Pattern Routing Exterior Details
This production-line method of shaping helped put a new deck on a Tudor house.
Synopsis: The author, a San Diego builder, adds a pergola and deck rail whose parts have been detailed with the help of a router and a pattern bit. The process is fast and accurate.
All right, a Tudor!” That’s the first thing I thought when I arrived at the Roses’ house in Coronado, California. I was there to see about replacing their old deck, and my favorite jobs are outdoor projects where I can recreate custom millwork on period houses.
When I design and build a project for a house with a particular style, whether it’s Southwestern, Victorian, Craftsman or whatever, my first step, after looking through my own books, is to go to the library to find out what details define these styles. In this case I was replacing a deck, and my goal was to build one that would look good on a Tudor-style house.
I found that Tudor homes exhibit a heaviness both in construction and in details left exposed. These homes are usually half-timber construction infilled with brick, stucco or stone, and the timbers are big; roofs are steep with wide barge-boards, and colors are often dark.

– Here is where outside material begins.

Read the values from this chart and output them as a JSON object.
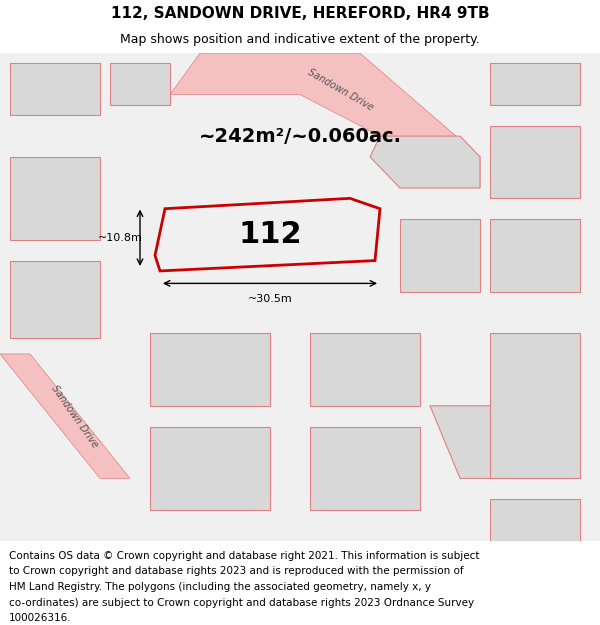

I did a few things to lend this deck a Tudor quality. First I sheathed the deck sides to give the profile bulk. For the railing I fabricated broad, pattern-routed balusters of 1×6 redwood. And to create a Tudor theme, I erected an open-roof timber-frame entryway, or pergola. For a heavy look, I stained the deck dark. The finish I used on this deck, and on all my outdoor projects, is Olympic oil-based deck stain. In this case it was Expresso semi-transparent stain.
Enclosing the crawlspace
The size and the shape of the deck were restricted by a driveway and a walkway, so I pretty much built the deck with the same perimeter as the old deck. I placed a new continuous concrete footing around the perimeter and built the supporting structure from pressure-treated Douglas fir. The deck joists bear on a 4×6 girder that’s supported by a stemwall of pressure-treated 2x4s spaced 16 in. o. c. I sheathed the stemwall, enclosing the crawlspace beneath the deck, to get a heavy look consistent with Tudor architecture. Exposed posts or a lattice skirt would have looked too light. To ventilate beneath the deck, I built mahogany grilles with redwood frames.
All of the exposed stock on this project is kiln-dried clear-heart, vertical-grain redwood, the sweetest wood to work that you could ever find. Redwood is great for outdoor use because it’s stable — no warping, checking or splintering — and it lasts a long time. Its workability allowed for a lot of pattern-routed details — most notably the profiled members on the railing and the pergola — that really helped the deck work with the Tudor-style house.